Le député de Trois-Rivières aux Communes, Robert Aubin.

Le TGF prioritaire, dit Aubin

Trois-Rivières — S’il doit y avoir un dossier prioritaire en 2018 à Ottawa pour le député de Trois-Rivières Robert Aubin, c’est bien que le gouvernement embarque dans le projet de train à grande fréquence (TGF) de Via Rail, dont le tracé prévoit passer par Trois-Rivières. C’est d’ailleurs pour marquer le coup qu’il a présenté, mercredi, le bilan de sa session parlementaire à la gare ferroviaire de la rue Champflour.

Selon M. Aubin, il est impératif que le projet de TGF devienne une priorité pour 2018 à Ottawa. Et bien que les informations dévoilées au cours des derniers jours laissent croire que le projet pourrait bel et bien se trouver inscrit au budget 2018 des Libéraux, M. Aubin déplore que le gouvernement soit encore et toujours hermétique sur le sujet.

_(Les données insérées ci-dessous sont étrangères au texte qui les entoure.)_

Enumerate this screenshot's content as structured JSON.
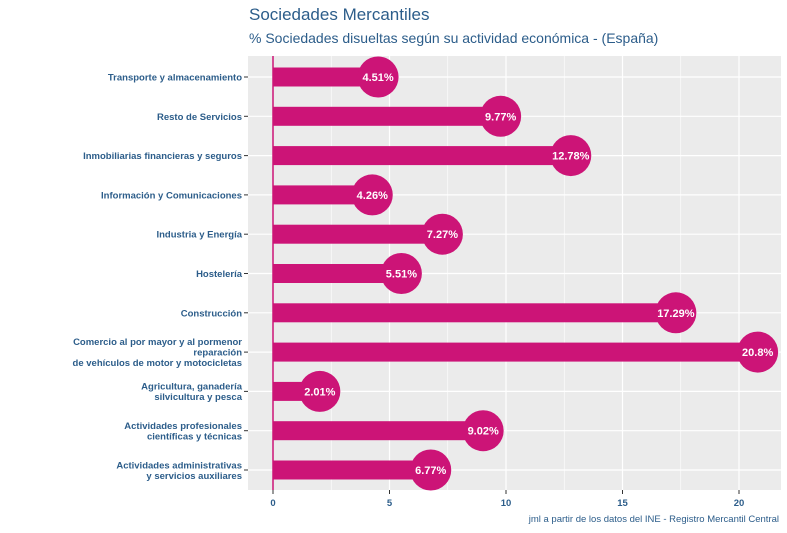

«Il reste une crainte importante, c’est de savoir comment les libéraux souhaitent financer le projet. Est-ce qu’on est en train d’attendre la création de la banque d’infrastructures pour permettre au privé de financer un projet et de refiler la facture du rendement tant attendu de 7 à 9 % aux consommateurs? Ou est-ce qu’on va y aller en financement public pour que le service soit au coût le plus abordable possible», se demande le député.

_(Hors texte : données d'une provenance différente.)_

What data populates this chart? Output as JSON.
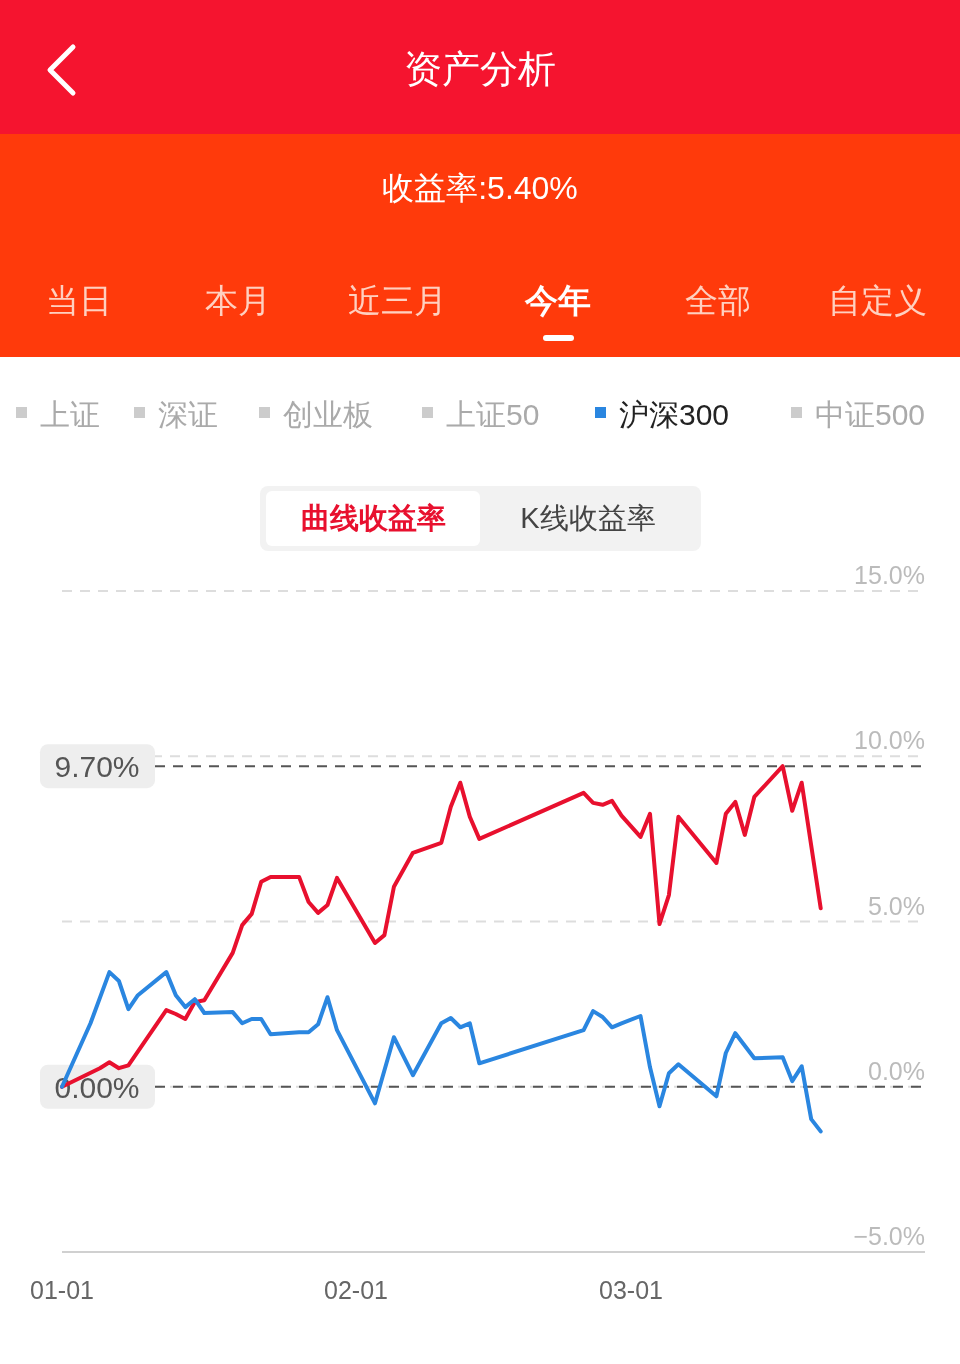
{
  "chart_data": {
    "type": "line",
    "title": "资产分析",
    "subtitle": "收益率:5.40%",
    "annotations": [
      "当日",
      "本月",
      "近三月",
      "今年",
      "全部",
      "自定义",
      "曲线收益率",
      "K线收益率"
    ],
    "xlim": [
      "--01-01",
      "--04-01"
    ],
    "xticks": [
      {
        "value": "--01-01",
        "label": "01-01"
      },
      {
        "value": "--02-01",
        "label": "02-01"
      },
      {
        "value": "--03-01",
        "label": "03-01"
      }
    ],
    "ylim": [
      -5,
      15
    ],
    "yticks": [
      {
        "value": -5,
        "label": "−5.0%"
      },
      {
        "value": 0,
        "label": "0.0%"
      },
      {
        "value": 5,
        "label": "5.0%"
      },
      {
        "value": 10,
        "label": "10.0%"
      },
      {
        "value": 15,
        "label": "15.0%"
      }
    ],
    "grid": "y",
    "legend": "top",
    "line_style": "solid",
    "ref_lines": [
      {
        "axis": "y",
        "value": 9.7,
        "label": "9.70%",
        "color": "#555555",
        "line_style": "dashed"
      },
      {
        "axis": "y",
        "value": 0,
        "label": "0.00%",
        "color": "#555555",
        "line_style": "dashed"
      }
    ],
    "series": [
      {
        "color": "#e8102e",
        "x": [
          "--01-01",
          "--01-05",
          "--01-06",
          "--01-07",
          "--01-08",
          "--01-12",
          "--01-13",
          "--01-14",
          "--01-15",
          "--01-16",
          "--01-19",
          "--01-20",
          "--01-21",
          "--01-22",
          "--01-23",
          "--01-26",
          "--01-27",
          "--01-28",
          "--01-29",
          "--01-30",
          "--02-03",
          "--02-04",
          "--02-05",
          "--02-07",
          "--02-10",
          "--02-11",
          "--02-12",
          "--02-13",
          "--02-14",
          "--02-25",
          "--02-26",
          "--02-27",
          "--02-28",
          "--02-29",
          "--03-02",
          "--03-03",
          "--03-04",
          "--03-05",
          "--03-06",
          "--03-10",
          "--03-11",
          "--03-12",
          "--03-13",
          "--03-14",
          "--03-17",
          "--03-18",
          "--03-19",
          "--03-21"
        ],
        "values": [
          0,
          0.56,
          0.74,
          0.56,
          0.65,
          2.32,
          2.2,
          2.05,
          2.56,
          2.62,
          4.05,
          4.89,
          5.23,
          6.2,
          6.35,
          6.35,
          5.59,
          5.26,
          5.5,
          6.32,
          4.35,
          4.59,
          6.05,
          7.08,
          7.38,
          8.47,
          9.2,
          8.17,
          7.5,
          8.89,
          8.59,
          8.53,
          8.65,
          8.2,
          7.56,
          8.26,
          4.92,
          5.8,
          8.17,
          6.77,
          8.26,
          8.62,
          7.62,
          8.77,
          9.7,
          8.35,
          9.2,
          5.4
        ]
      },
      {
        "name": "上证",
        "color": "#cccccc",
        "values": [
          null
        ]
      },
      {
        "name": "深证",
        "color": "#cccccc",
        "values": [
          null
        ]
      },
      {
        "name": "创业板",
        "color": "#cccccc",
        "values": [
          null
        ]
      },
      {
        "name": "上证50",
        "color": "#cccccc",
        "values": [
          null
        ]
      },
      {
        "name": "沪深300",
        "color": "#2a86e0",
        "x": [
          "--01-01",
          "--01-04",
          "--01-06",
          "--01-07",
          "--01-08",
          "--01-09",
          "--01-12",
          "--01-13",
          "--01-14",
          "--01-15",
          "--01-16",
          "--01-19",
          "--01-20",
          "--01-21",
          "--01-22",
          "--01-23",
          "--01-26",
          "--01-27",
          "--01-28",
          "--01-29",
          "--01-30",
          "--02-03",
          "--02-05",
          "--02-07",
          "--02-10",
          "--02-11",
          "--02-12",
          "--02-13",
          "--02-14",
          "--02-25",
          "--02-26",
          "--02-27",
          "--02-28",
          "--02-29",
          "--03-02",
          "--03-03",
          "--03-04",
          "--03-05",
          "--03-06",
          "--03-10",
          "--03-11",
          "--03-12",
          "--03-14",
          "--03-17",
          "--03-18",
          "--03-19",
          "--03-20",
          "--03-21"
        ],
        "values": [
          0,
          1.92,
          3.47,
          3.2,
          2.35,
          2.77,
          3.47,
          2.77,
          2.41,
          2.65,
          2.23,
          2.26,
          1.92,
          2.05,
          2.05,
          1.59,
          1.65,
          1.65,
          1.89,
          2.71,
          1.71,
          -0.5,
          1.5,
          0.35,
          1.92,
          2.08,
          1.8,
          1.92,
          0.71,
          1.71,
          2.29,
          2.11,
          1.8,
          1.92,
          2.14,
          0.59,
          -0.59,
          0.41,
          0.68,
          -0.29,
          1.02,
          1.62,
          0.86,
          0.89,
          0.17,
          0.62,
          -0.98,
          -1.35
        ]
      },
      {
        "name": "中证500",
        "color": "#cccccc",
        "values": [
          null
        ]
      }
    ]
  }
}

Robert Aubin est toutefois d’avis que rien, à l’heure actuelle, ne pourrait justifier que le ministre fédéral des Transports Marc Garneau tourne le dos à ce projet, qui pourrait se développer dans un horizon aussi court que de trois à cinq ans selon lui. «Ça fait des mois et des mois qu’il a sur son bureau le rapport de toutes les études qui ont été faites. Ce qui me fait dire que les études sont positives, c’est qu’il refuse de les publier. S’il y avait eu quoi que ce soit de négatif qui avait pu donner une chance au gouvernement de reculer sur le projet, il l’aurait probablement déjà fait. Je crois que les planètes sont alignées», avance Robert Aubin.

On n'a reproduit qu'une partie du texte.